The researchers tested the setup on a number of people and compared the results with OCT images using only adaptive optics for image correction. The first test compared images from an older system using an SLD 371-HP light source and the second using a Broadlighter SLD T840-HP, both from Superlum of Carrigtwohill, Ireland. The increased spectral bandwidth and, therefore, axial resolution available from the newer light source are clearly visible in the images.
Using adaptive optics in optical coherence tomography enables researchers to improve the clarity of images of the layers of the retina. A traditional fundus photo provides very little detailed information about the health of a particular region of the retina. With adaptive optics, the OCT volume acquired over a 0.25 × 0.3-mm retinal region can be reconstructed into the individual retinal layers: (from top to bottom) the nerve fiber layer (NFL), ganglion cell layer (GCL), outer plexiform layer (OPL) and outer segment layer of photoreceptors (OS). Courtesy of Robert J. Zawadzki.
Likewise they compared their new system with and without using the achromatizing lens. The results were equally clear. The achromatizing lens added such detail to images of the photoreceptor layers that the researchers say that it may be possible to use the system to measure the length of individual photoreceptor inner and outer segments. Lastly, to increase image contrast, the researchers also employed a speckle reduction system that averaged multiple frames.

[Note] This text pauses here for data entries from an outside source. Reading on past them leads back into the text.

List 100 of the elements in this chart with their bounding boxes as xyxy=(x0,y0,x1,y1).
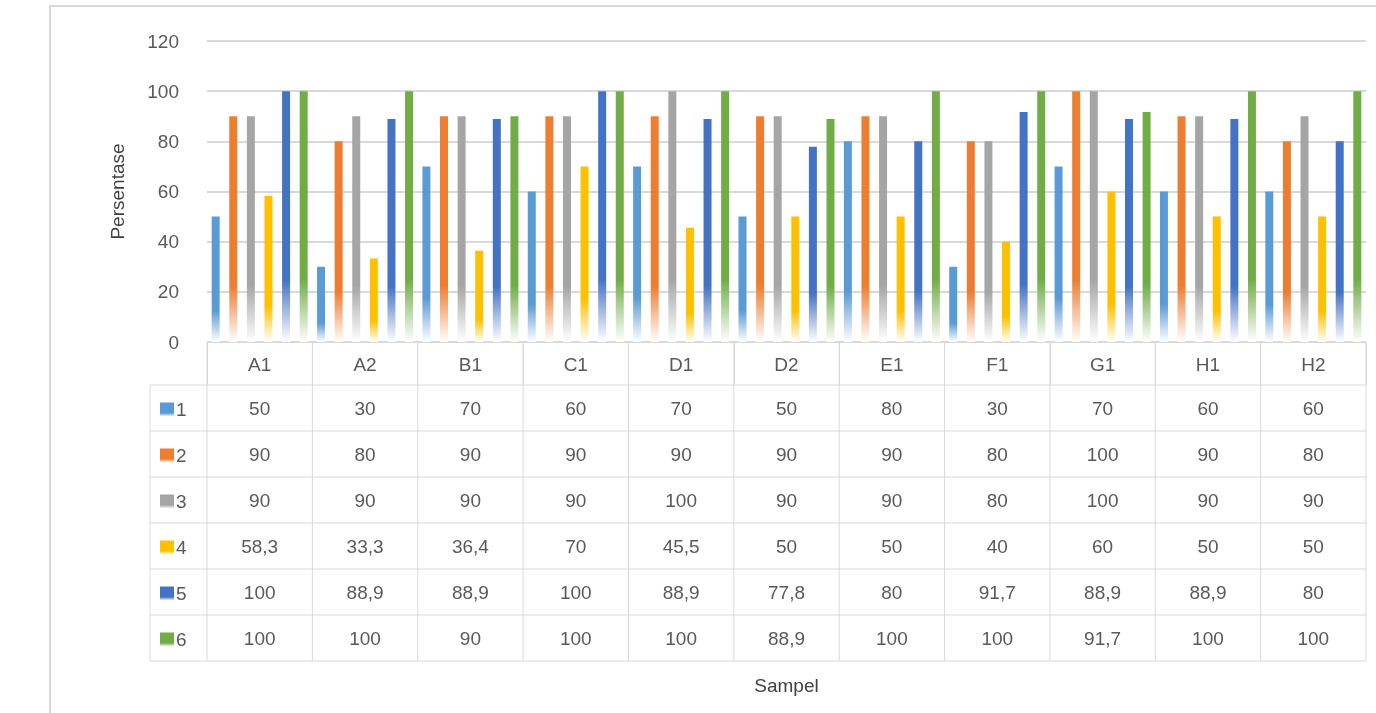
bar xyxy=(633,166,642,342)
bar xyxy=(738,216,747,342)
bar xyxy=(949,266,958,342)
y-tick-label: 0 xyxy=(168,331,179,353)
bar xyxy=(1265,191,1274,342)
y-tick-label: 80 xyxy=(157,130,179,152)
data-label: 50 xyxy=(775,397,798,419)
data-label: 100 xyxy=(1086,443,1119,465)
data-label: 90 xyxy=(565,443,587,465)
bar xyxy=(334,141,343,342)
bar xyxy=(1072,91,1081,342)
bar xyxy=(1300,116,1309,342)
data-label: 58,3 xyxy=(241,535,279,557)
data-label: 100 xyxy=(876,627,908,649)
data-label: 33,3 xyxy=(346,535,384,557)
bar xyxy=(756,116,765,342)
bar xyxy=(791,216,800,342)
bar xyxy=(492,119,501,342)
bar xyxy=(966,141,975,342)
bar xyxy=(668,91,677,342)
data-label: 80 xyxy=(986,443,1008,465)
bar xyxy=(299,91,308,342)
data-label: 100 xyxy=(349,627,381,649)
data-label: 90 xyxy=(1197,443,1219,465)
data-label: 100 xyxy=(981,627,1014,649)
bar xyxy=(1037,91,1046,342)
data-label: 70 xyxy=(565,535,587,557)
bar xyxy=(440,116,449,342)
bar xyxy=(1159,191,1168,342)
data-label: 90 xyxy=(881,443,903,465)
data-label: 45,5 xyxy=(662,535,700,557)
data-label: 88,9 xyxy=(451,581,489,603)
bar xyxy=(562,116,571,342)
y-axis-title: Persentase xyxy=(107,143,128,240)
data-label: 70 xyxy=(670,397,692,419)
bar xyxy=(211,216,220,342)
bar xyxy=(1195,116,1204,342)
data-label: 80 xyxy=(881,581,903,603)
bar xyxy=(580,166,589,342)
data-label: 50 xyxy=(881,535,903,557)
x-tick-label: D1 xyxy=(668,354,694,375)
data-label: 60 xyxy=(1302,397,1324,419)
bar xyxy=(984,141,993,342)
bar xyxy=(843,141,852,342)
bar xyxy=(879,116,888,342)
y-tick-label: 40 xyxy=(157,231,179,253)
bar xyxy=(527,191,536,342)
text: Sampel xyxy=(754,674,819,696)
data-label: 100 xyxy=(665,489,697,511)
data-label: 90 xyxy=(881,489,903,511)
bar xyxy=(1019,111,1028,342)
bar xyxy=(861,116,870,342)
x-tick-label: F1 xyxy=(986,354,1009,375)
data-label: 80 xyxy=(881,397,903,419)
bar xyxy=(615,91,624,342)
data-label: 88,9 xyxy=(768,627,805,649)
data-label: 50 xyxy=(1302,535,1324,557)
legend-label: 3 xyxy=(176,491,187,512)
data-label: 100 xyxy=(1192,627,1224,649)
data-label: 88,9 xyxy=(346,581,384,603)
bar xyxy=(598,91,607,342)
x-tick-label: B1 xyxy=(458,354,483,375)
data-label: 90 xyxy=(354,489,376,511)
data-label: 90 xyxy=(249,443,271,465)
data-label: 36,4 xyxy=(451,535,490,557)
data-label: 100 xyxy=(1086,489,1119,511)
data-label: 77,8 xyxy=(768,581,805,603)
bar xyxy=(1318,216,1327,342)
bar xyxy=(1124,119,1133,342)
bar xyxy=(1230,119,1239,342)
bar xyxy=(317,266,326,342)
x-tick-label: A1 xyxy=(248,354,272,375)
x-tick-label: H2 xyxy=(1301,354,1326,375)
data-label: 90 xyxy=(565,489,587,511)
legend-label: 6 xyxy=(176,629,187,650)
data-label: 100 xyxy=(243,627,276,649)
data-label: 70 xyxy=(1092,397,1114,419)
data-label: 80 xyxy=(986,489,1008,511)
data-label: 100 xyxy=(1297,627,1330,649)
x-tick-label: H1 xyxy=(1195,354,1221,375)
bar xyxy=(229,116,238,342)
bar xyxy=(1212,216,1221,342)
data-label: 100 xyxy=(243,581,276,603)
bar xyxy=(1247,91,1256,342)
data-label: 90 xyxy=(459,489,481,511)
data-label: 50 xyxy=(775,535,798,557)
data-label: 40 xyxy=(986,535,1008,557)
bar xyxy=(703,119,712,342)
data-label: 80 xyxy=(1302,581,1324,603)
data-label: 80 xyxy=(354,443,376,465)
legend-label: 5 xyxy=(176,583,187,604)
data-label: 90 xyxy=(249,489,271,511)
bar xyxy=(545,116,554,342)
bar xyxy=(650,116,659,342)
x-tick-label: D2 xyxy=(774,354,799,375)
y-tick-label: 60 xyxy=(157,181,179,202)
data-label: 90 xyxy=(670,443,692,465)
data-label: 90 xyxy=(775,489,798,511)
bar xyxy=(1107,191,1116,342)
bar xyxy=(685,227,694,342)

In the tests, the researchers resolved microscopic detail in clinical diagnostic cases. In one case, they produced an image showing microtraction, in which a portion of the retina has torn. The microtraction was too small to be seen either with a commercial OCT device or with fundus photography. In addition, they produced images that diagnosed a small blind spot near a patient’s fovea that was neither explained with other diagnostic tests nor viewable using other modalities.
Zawadzki said that, although in OCT it is the transverse resolution that needs the most improvement, axial resolution improvement is theoretically possible. He added that his group is exploring the system’s possible applications, especially in the area of imaging retinal structures at the cellular level. “To date, we have used this and our previous instruments to image photoreceptor dystrophies, optic neuropathies and cases of unexplained vision loss,” he said. Besides these clinical applications, the researchers are planning to implement this system in experiments that would provide insight into normal development and aging of the visual system.